Daarna werd ik door drie onderzoekers van Knight News Innovation Lab bijgepraat over de combinatie van kunstmatige intelligentie en journalistiek. Hoewel, zo intelligent waren de getoonde systemen ook niet.
Als voorbeelden kwamen Tweetcast Your Vote en Local Angle voorbij. En ja, op het eerste gezicht zijn dit hele coole projecten. Maar daar blijft het bij: aardige demo’s met coole technologie.

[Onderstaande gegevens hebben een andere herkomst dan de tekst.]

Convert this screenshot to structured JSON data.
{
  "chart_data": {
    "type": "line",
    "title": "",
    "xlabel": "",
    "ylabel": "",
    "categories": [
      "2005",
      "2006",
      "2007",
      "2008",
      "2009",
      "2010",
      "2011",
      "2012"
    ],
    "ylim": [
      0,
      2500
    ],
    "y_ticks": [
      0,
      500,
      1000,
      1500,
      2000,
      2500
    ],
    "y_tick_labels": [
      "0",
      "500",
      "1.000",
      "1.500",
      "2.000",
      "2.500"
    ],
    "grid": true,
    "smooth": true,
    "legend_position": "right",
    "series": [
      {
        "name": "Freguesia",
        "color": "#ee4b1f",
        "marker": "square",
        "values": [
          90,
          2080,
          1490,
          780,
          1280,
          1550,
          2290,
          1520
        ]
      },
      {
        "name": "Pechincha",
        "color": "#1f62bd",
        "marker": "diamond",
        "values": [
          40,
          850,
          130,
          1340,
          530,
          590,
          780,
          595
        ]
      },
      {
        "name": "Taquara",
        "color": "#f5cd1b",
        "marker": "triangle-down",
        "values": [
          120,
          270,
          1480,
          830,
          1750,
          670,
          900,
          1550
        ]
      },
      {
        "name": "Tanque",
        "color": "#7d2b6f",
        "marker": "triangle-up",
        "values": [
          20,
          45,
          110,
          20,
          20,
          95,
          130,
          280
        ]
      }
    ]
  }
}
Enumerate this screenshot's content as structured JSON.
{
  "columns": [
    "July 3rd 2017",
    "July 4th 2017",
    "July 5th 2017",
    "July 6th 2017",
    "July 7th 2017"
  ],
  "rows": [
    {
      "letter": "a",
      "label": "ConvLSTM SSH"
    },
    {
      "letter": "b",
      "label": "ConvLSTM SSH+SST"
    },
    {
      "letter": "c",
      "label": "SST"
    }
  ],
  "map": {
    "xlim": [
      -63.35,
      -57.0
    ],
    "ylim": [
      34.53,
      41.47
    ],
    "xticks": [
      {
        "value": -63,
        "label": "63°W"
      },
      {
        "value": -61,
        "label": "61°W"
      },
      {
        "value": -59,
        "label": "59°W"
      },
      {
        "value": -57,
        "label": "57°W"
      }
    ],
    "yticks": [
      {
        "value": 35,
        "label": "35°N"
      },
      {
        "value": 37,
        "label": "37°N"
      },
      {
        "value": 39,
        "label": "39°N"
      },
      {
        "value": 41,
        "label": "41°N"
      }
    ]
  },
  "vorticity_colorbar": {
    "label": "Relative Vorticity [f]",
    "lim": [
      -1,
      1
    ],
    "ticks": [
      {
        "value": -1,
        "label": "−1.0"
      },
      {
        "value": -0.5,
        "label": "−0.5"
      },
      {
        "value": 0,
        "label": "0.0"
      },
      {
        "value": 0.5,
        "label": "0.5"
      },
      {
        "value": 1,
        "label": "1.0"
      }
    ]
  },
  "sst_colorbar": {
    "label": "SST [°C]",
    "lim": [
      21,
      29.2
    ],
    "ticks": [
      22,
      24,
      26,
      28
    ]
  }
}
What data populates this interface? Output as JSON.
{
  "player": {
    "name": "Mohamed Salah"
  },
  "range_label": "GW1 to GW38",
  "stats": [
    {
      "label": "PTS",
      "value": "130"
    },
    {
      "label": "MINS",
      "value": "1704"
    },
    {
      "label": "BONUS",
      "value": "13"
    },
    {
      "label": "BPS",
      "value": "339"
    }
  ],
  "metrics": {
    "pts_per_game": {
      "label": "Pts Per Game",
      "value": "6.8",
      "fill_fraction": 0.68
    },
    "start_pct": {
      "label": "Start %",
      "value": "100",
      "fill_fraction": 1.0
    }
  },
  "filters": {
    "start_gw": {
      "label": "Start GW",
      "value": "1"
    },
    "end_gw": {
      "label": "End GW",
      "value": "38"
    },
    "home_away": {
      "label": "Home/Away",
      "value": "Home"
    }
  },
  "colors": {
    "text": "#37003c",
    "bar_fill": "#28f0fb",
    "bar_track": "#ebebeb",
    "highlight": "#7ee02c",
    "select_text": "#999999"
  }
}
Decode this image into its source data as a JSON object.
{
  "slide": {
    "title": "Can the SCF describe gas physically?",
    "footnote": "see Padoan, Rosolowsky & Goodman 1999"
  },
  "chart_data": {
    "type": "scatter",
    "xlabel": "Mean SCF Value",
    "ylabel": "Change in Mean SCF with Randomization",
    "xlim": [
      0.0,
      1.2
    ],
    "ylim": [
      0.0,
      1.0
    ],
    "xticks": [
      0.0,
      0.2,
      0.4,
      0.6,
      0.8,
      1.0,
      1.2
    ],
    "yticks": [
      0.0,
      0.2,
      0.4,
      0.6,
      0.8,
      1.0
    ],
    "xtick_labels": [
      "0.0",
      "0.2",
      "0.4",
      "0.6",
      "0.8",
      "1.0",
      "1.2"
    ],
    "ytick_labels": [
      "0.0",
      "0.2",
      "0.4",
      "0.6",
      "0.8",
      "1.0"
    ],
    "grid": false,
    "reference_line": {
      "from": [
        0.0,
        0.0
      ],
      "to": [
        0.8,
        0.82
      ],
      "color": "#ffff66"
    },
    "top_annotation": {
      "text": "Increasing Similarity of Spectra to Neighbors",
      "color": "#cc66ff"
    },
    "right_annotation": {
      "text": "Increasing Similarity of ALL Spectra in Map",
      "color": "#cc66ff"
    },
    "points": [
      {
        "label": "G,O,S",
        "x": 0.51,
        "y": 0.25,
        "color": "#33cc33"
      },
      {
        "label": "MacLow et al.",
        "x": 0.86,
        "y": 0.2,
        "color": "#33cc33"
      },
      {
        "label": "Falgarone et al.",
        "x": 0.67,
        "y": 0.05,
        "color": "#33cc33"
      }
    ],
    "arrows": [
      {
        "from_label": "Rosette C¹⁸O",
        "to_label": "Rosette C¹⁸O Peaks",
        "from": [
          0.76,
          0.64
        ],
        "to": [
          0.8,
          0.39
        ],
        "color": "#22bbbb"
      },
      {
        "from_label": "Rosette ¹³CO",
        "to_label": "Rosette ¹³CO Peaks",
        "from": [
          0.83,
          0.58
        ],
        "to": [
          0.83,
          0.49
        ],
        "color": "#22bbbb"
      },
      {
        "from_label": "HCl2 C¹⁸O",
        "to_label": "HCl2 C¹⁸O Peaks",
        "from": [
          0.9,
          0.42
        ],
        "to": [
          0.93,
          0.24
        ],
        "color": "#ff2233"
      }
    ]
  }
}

Aan het einde van de sessie benoemde een van de gespreksleiders het grootste probleem: ‘Het resultaat is niet altijd honderd procent precies, dus als je je journalisten-bril opzet, levert dat misschien problemen op.’ Het gaat er wat mij betreft niet om welke bril je op hebt, maar of het resultaat relevant is. En dat is het eigenlijk (nog) niet.
La Nacion Data
Ik sloot Mozilla Festival af met een presentatie door datajournalisten van de Argentijnse krant La Nacion. En whow, wat een enorm respect heb ik voor deze journalisten.
De Argentijnse overheid verstopt, manipuleert en blokkeert toegang tot informatie. Fraude met subsidies aan busmaatschappijen en inflatiecijfers is niet ongewoon in dit land. Overheidswebsites worden aangepast zodat het moeilijker wordt om informatie te vinden en scrapen. Of informatie wordt zonder reden verwijderd. In een land waar geen Wob is, lijkt het dan ook onmogelijk om als journalist je werk te doen.
De dataredactie van La Nacion – die vorig jaar is begonnen – heeft daarom een vergelijkbare strategie als The Guardian: experimenteren. Datajournalistiek werd in Argentinië een tijdlang met argwaan bekeken. ‘Om die skeptische houding de nek om te draaien, moeten we er de schouders onder zetten’, aldus datajournalist Ricardo Brom. ‘Als de overheid geen open data aanbiedt, doen wij het wel.’
De krant bewaart informatie, maakt het openbaar en biedt het aan. Aan lezers, maar dus ook aan concurrenten. Maar La Nacion zit daar niet mee. ‘Het houdt ons scherp. Als we de overheid, opendata-wereld en journalistiek willen ontwrichten, dan ontwrichten we onszelf misschien ook wel. Daar wordt niemand slechter van.’ Het digitale verzet tegen niet-openbare informatie – hacktivism genoemd – is in volle gang.
Het was voor mij een fijne afsluiting van een mooie MozFest. Qua datajournalistiek heb ik enorm veel spannende dingen opgepikt. De gesprekken die je tussen de sessies door hebt met collega’s helpt ook mee. Je stapt maandag enorm vermoeid op het vliegtuig naar Nederland, maar geloof me, het is het waard. Mozilla Festival 2013 kan ook volgend jaar weer op ons rekenen.